Galeria

Rubem Braga

 

            E então, no fim da tarde, quando eu vinha pela avenida, depois de andar por tantas e tão estreitas pequenas ruas atulhadas de bondes e caminhões, e passar o dia a discutir com homens comerciais, me senti tão cansado no fim da tarde quente, e tão desanimado de minha vida e de meus negócios em eterno atraso, e tão vazio de amor que resolvi esquecer tudo, tomei um quarto no Hotel Avenida.

            Tomei um quarto no Hotel Avenida em cima da Galeria Cruzeiro; mas à medida que a Galeria recuava no tempo (os bondes ainda passavam lá por baixo, eu podia ouvir seu ruído de meu quarto) eu avançava na idade, completara na véspera 54 anos e não estava muito bem de saúde. A luz de meu quarto era fraca e amarela, eu estava com a minha roupa feita no alfaiate Lima, em Itaúna, calçava botinas amarelas e escrevera minha profissão no livro do hotel: lavrador.

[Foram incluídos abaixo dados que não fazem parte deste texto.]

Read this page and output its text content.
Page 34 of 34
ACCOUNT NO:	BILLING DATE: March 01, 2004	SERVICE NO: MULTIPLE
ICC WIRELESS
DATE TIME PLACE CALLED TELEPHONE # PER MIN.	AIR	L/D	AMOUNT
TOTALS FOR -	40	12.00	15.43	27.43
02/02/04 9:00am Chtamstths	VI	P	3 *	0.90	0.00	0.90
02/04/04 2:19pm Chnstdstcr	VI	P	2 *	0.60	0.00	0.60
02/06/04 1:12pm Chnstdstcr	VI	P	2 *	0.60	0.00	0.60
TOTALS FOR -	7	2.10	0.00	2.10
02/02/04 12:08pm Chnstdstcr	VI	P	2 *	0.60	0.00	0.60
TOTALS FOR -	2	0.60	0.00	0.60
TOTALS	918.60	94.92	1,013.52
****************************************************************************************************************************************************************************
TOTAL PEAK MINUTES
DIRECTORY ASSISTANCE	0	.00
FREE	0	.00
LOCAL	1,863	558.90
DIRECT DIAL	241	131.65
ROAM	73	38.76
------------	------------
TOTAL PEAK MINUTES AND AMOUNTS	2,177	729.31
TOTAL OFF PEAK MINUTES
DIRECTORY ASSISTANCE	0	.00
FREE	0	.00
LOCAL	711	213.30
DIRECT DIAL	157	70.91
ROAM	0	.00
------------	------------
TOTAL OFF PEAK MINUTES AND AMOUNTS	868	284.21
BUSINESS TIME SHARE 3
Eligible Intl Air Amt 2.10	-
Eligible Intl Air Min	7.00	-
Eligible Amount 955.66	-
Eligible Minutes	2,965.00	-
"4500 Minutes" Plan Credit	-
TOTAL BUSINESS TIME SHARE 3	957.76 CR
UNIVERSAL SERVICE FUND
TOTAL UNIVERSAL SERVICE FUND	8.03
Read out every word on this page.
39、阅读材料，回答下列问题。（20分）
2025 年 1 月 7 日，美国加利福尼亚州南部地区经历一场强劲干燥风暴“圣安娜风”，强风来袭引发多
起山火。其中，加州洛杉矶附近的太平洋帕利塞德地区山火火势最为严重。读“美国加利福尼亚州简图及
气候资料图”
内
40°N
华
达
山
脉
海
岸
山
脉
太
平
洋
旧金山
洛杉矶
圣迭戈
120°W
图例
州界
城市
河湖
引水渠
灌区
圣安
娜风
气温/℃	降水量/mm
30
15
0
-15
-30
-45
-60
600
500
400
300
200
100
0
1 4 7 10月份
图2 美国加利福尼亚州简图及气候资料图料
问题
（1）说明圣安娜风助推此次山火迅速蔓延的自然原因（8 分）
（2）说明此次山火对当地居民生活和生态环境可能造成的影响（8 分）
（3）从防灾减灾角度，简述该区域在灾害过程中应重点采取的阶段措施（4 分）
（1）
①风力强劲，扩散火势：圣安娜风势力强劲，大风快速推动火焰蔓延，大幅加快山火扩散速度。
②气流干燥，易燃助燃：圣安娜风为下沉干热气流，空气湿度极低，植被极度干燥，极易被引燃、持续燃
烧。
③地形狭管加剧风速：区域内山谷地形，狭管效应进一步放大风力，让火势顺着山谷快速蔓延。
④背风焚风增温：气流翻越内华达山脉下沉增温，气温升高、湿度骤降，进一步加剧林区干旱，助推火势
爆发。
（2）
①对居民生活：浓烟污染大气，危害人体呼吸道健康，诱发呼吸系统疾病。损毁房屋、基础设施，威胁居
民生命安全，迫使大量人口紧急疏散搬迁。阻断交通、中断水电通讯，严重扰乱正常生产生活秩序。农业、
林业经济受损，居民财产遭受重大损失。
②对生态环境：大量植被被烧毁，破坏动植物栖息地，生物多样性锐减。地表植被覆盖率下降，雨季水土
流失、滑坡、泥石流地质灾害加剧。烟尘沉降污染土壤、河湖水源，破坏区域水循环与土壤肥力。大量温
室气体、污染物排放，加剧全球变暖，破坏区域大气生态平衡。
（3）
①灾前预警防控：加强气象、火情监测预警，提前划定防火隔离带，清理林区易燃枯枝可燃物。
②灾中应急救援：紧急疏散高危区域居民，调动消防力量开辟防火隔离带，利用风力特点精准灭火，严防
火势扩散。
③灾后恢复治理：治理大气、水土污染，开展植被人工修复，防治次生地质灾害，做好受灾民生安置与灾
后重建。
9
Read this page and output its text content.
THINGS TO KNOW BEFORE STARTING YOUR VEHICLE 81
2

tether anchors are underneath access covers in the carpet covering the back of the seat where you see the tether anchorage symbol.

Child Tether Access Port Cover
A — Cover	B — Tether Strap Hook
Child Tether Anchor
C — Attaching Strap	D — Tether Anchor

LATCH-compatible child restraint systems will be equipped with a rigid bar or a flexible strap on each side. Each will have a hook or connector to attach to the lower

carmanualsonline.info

            Tinha na mão algumas pequenas notas e as contava, faziam um total de 26 mil réis, com mais alguns níqueis 26 mil e duzentos. Pus esse dinheiro em cima da mesa, e o contemplava e pensava assim: ao fim de 43 anos de trabalho na lavoura, porquanto aos dez anos já pegava no cabo da enxada, eis o que resta a um homem trabalhador. Isto, uma propriedade hipotecada, a mulher doente, uma filha solteirona que dá faniquitos, um filho casado que mora longe e nunca se lembra de escrever, outro filho na penitenciária de Ouro Preto com um resto de seis anos de pena, e uma conta do hotel por pagar. Sem falar nos quatro filhos enterrados, que tiveram a sorte de morrer crianças. Sem falar neste relógio (quanto vale?), neste canivete preto, neste fumo de rolo e nesta vergonha na cara.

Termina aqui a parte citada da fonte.